E’ stato prorogato fino al 30 giungo il contratto di tesoreria comunale con Banca di Credito Cooperativo locale. La decisione si è resa necessaria dopo che la gara per individuare un nuovo gestore del servizio è andata deserta.
La vicenda ha una storia che si trascina da oltre un anno. La convenzione originaria con la BCC di Pachino era scaduta il 31 dicembre 2024, ma l’ente non è riuscito a concludere in tempo la procedura per il nuovo affidamento. Da allora si sono succedute due proroghe tecniche: la prima di sei mesi, da luglio a dicembre 2025, e la seconda di tre mesi, da gennaio a marzo 2026. Quella approvata nei giorni scorsi è la terza.
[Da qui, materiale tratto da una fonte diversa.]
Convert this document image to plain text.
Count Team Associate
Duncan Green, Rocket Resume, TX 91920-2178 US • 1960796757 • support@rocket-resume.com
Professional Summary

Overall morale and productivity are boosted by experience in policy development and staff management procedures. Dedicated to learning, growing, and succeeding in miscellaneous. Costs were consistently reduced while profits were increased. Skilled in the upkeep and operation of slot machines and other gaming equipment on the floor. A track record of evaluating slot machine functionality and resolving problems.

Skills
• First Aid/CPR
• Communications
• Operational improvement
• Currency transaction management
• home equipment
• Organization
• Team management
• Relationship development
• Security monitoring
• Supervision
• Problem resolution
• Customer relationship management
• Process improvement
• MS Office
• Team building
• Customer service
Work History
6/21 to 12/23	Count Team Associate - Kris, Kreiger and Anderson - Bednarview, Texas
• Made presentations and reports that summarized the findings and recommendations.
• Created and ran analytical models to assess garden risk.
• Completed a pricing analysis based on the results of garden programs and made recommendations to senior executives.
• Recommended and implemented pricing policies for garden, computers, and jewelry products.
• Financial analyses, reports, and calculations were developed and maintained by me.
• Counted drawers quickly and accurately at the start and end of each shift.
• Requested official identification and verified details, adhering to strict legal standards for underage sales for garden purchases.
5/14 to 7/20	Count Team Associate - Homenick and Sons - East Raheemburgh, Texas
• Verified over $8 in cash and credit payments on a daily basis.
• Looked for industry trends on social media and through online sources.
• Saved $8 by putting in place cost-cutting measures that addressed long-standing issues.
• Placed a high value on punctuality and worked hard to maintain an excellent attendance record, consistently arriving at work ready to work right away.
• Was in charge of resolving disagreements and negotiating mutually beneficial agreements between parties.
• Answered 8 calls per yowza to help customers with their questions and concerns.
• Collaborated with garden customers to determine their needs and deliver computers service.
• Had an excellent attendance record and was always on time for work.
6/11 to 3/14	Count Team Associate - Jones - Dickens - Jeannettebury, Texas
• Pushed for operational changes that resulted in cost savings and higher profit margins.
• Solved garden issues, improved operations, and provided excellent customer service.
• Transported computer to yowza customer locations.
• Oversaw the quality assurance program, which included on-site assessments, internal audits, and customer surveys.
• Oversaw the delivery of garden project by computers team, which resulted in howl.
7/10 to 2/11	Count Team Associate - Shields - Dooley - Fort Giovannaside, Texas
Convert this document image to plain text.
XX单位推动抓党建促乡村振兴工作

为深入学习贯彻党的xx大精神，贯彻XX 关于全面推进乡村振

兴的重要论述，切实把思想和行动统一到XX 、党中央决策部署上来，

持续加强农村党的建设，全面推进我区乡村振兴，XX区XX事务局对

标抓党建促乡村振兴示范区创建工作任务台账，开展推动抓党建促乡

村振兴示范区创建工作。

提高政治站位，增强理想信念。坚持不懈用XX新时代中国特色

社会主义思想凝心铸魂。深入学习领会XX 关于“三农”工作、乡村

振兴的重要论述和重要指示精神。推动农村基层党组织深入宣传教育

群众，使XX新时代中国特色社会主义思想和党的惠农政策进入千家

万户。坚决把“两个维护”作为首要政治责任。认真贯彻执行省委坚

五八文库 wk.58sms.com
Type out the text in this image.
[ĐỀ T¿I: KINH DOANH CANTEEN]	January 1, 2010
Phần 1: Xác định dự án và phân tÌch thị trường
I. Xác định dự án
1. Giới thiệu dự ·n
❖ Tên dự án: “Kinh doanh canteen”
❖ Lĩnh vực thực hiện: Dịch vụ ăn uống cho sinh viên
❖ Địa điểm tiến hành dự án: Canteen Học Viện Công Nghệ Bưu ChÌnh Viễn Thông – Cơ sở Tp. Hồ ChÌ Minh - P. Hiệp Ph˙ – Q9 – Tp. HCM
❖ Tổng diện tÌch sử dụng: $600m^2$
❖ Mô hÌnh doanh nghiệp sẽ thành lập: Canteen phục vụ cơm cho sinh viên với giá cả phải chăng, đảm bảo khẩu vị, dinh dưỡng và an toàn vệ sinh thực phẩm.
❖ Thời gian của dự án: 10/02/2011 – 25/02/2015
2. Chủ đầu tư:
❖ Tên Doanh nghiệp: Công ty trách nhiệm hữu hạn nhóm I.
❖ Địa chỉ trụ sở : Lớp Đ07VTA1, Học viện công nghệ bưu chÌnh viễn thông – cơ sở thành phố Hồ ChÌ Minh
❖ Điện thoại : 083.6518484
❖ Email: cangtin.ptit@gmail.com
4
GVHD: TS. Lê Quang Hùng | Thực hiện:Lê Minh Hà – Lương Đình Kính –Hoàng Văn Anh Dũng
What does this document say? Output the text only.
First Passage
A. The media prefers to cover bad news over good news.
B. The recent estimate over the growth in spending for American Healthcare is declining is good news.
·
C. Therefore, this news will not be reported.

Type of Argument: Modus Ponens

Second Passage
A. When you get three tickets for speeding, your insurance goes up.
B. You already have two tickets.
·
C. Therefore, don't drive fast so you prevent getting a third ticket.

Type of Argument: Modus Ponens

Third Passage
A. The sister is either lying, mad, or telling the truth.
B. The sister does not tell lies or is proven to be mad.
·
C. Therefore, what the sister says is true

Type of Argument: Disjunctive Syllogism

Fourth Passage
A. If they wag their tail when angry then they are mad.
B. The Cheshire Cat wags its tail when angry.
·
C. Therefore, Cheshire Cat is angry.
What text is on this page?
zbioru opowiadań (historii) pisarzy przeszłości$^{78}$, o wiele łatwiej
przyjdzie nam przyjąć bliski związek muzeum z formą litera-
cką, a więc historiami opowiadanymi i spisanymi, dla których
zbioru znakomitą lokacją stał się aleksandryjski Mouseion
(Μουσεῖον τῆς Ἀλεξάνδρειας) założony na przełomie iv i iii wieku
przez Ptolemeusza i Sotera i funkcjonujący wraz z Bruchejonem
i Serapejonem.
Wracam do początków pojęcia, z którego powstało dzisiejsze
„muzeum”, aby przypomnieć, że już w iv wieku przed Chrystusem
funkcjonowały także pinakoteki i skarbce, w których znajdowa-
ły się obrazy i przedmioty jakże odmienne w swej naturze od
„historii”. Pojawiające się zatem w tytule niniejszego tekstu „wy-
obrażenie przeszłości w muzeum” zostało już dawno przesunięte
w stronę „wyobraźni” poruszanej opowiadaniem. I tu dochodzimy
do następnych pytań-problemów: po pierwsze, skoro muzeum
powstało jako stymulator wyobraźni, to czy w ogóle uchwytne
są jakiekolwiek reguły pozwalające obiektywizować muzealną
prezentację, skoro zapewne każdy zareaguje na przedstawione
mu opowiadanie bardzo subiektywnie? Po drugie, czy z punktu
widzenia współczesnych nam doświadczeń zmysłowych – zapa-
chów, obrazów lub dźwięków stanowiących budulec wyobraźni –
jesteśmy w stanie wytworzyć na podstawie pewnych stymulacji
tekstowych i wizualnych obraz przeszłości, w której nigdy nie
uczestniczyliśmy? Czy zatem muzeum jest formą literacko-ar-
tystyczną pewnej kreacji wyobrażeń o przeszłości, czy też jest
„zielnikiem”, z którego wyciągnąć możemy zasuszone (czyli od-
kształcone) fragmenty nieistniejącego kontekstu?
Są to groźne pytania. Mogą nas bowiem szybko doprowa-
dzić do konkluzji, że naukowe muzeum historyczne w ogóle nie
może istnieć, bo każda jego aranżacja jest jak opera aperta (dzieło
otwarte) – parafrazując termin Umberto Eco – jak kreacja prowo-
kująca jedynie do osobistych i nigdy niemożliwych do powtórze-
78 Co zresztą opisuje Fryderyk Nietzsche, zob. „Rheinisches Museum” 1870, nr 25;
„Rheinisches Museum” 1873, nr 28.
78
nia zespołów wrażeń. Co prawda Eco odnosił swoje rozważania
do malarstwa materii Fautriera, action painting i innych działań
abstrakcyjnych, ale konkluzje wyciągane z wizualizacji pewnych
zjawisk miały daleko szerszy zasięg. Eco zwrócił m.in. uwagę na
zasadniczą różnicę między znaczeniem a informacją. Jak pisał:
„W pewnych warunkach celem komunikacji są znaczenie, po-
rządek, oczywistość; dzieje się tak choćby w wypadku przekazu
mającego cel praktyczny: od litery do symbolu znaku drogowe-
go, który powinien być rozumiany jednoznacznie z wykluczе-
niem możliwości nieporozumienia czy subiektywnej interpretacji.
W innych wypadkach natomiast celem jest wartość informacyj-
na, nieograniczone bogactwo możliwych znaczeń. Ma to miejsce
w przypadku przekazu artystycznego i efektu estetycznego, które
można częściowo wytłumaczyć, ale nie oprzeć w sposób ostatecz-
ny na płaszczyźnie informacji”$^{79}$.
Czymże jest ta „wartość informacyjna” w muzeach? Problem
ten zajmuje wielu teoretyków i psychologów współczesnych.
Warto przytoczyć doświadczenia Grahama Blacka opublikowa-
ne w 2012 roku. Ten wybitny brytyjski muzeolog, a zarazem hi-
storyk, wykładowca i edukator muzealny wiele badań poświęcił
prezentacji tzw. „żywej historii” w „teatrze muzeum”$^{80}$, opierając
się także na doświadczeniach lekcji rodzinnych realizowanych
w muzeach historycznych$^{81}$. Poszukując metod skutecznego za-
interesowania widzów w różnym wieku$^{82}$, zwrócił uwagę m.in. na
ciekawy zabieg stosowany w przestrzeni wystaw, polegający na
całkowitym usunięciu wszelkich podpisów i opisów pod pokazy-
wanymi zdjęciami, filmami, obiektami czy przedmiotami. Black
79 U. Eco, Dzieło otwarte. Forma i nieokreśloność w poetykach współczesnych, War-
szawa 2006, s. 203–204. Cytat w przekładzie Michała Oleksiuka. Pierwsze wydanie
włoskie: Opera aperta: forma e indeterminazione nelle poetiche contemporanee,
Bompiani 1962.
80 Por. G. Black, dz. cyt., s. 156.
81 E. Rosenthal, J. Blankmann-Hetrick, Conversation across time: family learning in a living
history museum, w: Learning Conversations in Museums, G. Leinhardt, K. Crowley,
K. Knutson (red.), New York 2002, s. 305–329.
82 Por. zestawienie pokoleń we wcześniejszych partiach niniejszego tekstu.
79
Il nodo centrale è l’esito della gara pubblica avviata nell’autunno del 2025 e affidata alla Centrale unica di committenza del consorzio “Tirreno Ecosviluppo 2000” di Venetico, in provincia di Messina. Il 7 gennaio scorso la procedura si è chiusa senza che nessun istituto bancario abbia presentato un’offerta. Il Comune ha quindi chiesto la ripubblicazione del bando, ma i tempi di una nuova procedura non consentono di coprire il periodo immediatamente successivo alla scadenza dell’attuale proroga.
Il servizio di tesoreria è considerato essenziale per il funzionamento dell’ente: gestisce i pagamenti obbligatori come stipendi, mutui, contributi previdenziali e le spese per la raccolta dei rifiuti. Un’interruzione, anche breve, comporterebbe conseguenze dirette sull’operatività amministrativa del Comune. La proroga è stata quindi ritenuta l’unica soluzione praticabile nell’attesa che la nuova gara vada a buon fine.
Le condizioni applicate sono le stesse della convenzione originaria, stipulata il 25 novembre 2022. La proroga resterà in vigore fino al 30 giugno 2026 o, se dovesse arrivare prima, fino all’aggiudicazione definitiva del nuovo contratto.